Trump's mandates against climate action drove the world to redouble its commitment to the Paris Agreement—leaving the Trump Administration as the lone dissenter. China partnered with the European Union to rally the rest of the world to stick with the Paris Agreement. China stepped up closures of coal mines and coal-fired power plants, while committing to the world's largest investment in expanding renewable energy. France, the United Kingdom, India, and China announced their intentions to phase out automobiles powered by fossil fuels in the next two to three decades. The world's largest automakers announced major shifts toward manufacturing electric vehicles.
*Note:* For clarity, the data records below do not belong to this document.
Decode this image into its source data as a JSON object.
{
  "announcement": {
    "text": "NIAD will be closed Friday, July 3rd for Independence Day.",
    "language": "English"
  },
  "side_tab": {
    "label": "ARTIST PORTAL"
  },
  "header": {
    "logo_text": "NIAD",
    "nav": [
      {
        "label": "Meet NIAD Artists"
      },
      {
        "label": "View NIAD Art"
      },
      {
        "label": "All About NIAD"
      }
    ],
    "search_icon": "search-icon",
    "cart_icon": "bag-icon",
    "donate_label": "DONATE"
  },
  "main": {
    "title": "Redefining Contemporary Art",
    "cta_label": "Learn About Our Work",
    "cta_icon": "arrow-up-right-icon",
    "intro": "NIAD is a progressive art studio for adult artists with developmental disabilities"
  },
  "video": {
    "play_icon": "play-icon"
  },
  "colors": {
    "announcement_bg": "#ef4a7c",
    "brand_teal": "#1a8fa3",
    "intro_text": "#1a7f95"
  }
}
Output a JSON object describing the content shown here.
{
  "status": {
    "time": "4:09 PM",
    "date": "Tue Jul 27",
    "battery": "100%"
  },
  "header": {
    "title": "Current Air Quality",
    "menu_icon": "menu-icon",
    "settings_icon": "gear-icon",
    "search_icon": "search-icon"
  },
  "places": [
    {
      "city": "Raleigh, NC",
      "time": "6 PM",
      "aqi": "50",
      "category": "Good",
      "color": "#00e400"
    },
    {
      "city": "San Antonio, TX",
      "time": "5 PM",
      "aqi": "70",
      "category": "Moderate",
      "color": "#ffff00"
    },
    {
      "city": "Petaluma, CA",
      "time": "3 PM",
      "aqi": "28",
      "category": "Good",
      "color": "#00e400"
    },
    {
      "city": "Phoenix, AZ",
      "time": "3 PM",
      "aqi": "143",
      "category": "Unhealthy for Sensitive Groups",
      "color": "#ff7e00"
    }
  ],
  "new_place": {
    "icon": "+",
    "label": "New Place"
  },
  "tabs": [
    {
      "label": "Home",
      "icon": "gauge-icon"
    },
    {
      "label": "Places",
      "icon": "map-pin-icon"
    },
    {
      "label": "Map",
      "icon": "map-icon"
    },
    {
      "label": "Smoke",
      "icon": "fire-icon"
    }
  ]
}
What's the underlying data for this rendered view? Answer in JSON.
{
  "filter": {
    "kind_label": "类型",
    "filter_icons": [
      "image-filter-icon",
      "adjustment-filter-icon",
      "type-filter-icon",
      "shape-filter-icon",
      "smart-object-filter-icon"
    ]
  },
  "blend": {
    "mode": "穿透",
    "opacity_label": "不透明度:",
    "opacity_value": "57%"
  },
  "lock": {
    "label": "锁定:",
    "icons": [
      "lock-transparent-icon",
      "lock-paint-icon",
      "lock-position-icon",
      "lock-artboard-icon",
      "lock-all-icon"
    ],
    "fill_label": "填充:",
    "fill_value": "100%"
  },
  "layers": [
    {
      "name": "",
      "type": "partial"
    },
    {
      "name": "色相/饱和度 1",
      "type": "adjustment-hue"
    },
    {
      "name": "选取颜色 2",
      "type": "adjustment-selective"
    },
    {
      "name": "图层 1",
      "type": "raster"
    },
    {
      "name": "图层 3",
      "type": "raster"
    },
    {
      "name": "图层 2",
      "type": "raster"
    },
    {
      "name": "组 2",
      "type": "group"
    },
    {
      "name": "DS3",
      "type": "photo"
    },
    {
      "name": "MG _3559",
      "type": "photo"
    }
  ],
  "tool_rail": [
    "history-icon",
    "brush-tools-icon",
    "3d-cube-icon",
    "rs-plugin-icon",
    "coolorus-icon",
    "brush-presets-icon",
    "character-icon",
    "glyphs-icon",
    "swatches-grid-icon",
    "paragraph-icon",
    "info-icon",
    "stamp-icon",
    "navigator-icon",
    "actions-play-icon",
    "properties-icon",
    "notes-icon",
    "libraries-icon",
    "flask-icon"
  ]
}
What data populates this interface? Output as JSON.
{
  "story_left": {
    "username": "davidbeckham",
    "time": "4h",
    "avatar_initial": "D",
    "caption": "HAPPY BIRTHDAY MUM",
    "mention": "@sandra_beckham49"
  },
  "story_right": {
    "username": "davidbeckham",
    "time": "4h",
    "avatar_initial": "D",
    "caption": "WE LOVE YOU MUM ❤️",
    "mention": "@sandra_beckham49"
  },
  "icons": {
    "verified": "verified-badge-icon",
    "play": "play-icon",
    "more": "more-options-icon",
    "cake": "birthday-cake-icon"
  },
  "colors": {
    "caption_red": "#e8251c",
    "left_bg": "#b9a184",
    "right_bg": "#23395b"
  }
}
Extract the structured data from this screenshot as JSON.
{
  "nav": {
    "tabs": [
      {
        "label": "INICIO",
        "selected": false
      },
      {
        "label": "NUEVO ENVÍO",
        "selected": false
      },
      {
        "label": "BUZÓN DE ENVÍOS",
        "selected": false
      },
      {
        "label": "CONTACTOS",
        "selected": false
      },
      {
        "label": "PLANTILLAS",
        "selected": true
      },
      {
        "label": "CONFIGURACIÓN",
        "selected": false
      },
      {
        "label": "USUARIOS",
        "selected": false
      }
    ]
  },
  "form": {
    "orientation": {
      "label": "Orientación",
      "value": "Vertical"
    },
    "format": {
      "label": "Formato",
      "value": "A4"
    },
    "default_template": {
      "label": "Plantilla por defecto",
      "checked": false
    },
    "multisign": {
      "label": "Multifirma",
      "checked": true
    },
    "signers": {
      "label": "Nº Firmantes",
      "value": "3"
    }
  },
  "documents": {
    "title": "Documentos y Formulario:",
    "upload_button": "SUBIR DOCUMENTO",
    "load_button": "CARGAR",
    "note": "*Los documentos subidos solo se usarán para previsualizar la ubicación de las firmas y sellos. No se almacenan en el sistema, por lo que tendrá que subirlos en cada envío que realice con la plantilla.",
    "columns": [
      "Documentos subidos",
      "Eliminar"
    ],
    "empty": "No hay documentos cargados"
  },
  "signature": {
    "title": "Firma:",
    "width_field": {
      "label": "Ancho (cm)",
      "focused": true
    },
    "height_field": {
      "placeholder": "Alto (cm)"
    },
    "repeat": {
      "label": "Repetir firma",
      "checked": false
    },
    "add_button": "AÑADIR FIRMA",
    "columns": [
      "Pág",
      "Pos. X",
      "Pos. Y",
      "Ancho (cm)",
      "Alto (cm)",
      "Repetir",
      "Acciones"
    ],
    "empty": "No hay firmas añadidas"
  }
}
President Trump's moves also prompted U.S. governors and mayors to form alliances promising to do all they could to implement the Paris Agreement. The governor of California, the world's sixth largest economy—larger than France and Brazil—went to Beijing to forge bilateral agreements to address climate change. U.S. governors, mayors, corporate leaders, and philanthropists attended November's U.N. climate summit in force to reiterate their collective commitment to meeting the U.S. pledge under the Paris Agreement.

In the end, Trump's efforts may actually accelerate the decline of coal. According to the Sierra Club, by scrapping the Clean Power Plan, the Trump administration left major utilities, which plan on 20- to 30-year horizons, open to discussing cuts far beyond the Plan's 30 percent. 

 Defense of climate action will continue to be of critical importance and ambitions must increase....

A week after EPA chief Scott Pruitt announced "the end of the war on coal" via repeal of the Clean Power Plan, CoalSwarm and Greenpeace published research that showed 25 percent of the 1,675 companies worldwide that owned or developed coal-fired power since 2010 had left the industry with no plans to return. Around the same time, S&P Global Ratings warned that coal mines and coal-fired power plants would be "vastly impaired" assets going forward.

As the Beyond Coal campaign works to eliminate U.S. coal power by 2030, China appears locked into radically cutting coal consumption, spurred by choking smog that plagues the country's influential urban areas. In India, solar energy is fighting coal power for supremacy.

Today, the Trump administration's efforts to "undo" climate action at home and abroad have been dramatic in their intent but not in their effect. In fact, they appear to have galvanized a critical mass of leaders in government and industry—across the U.S. and around the world—to commit more adamantly to a low-carbon future. Defense of climate action will continue to be of critical importance and ambitions must increase, but powerful new alliances spurred by a changing world order seem to be emboldened.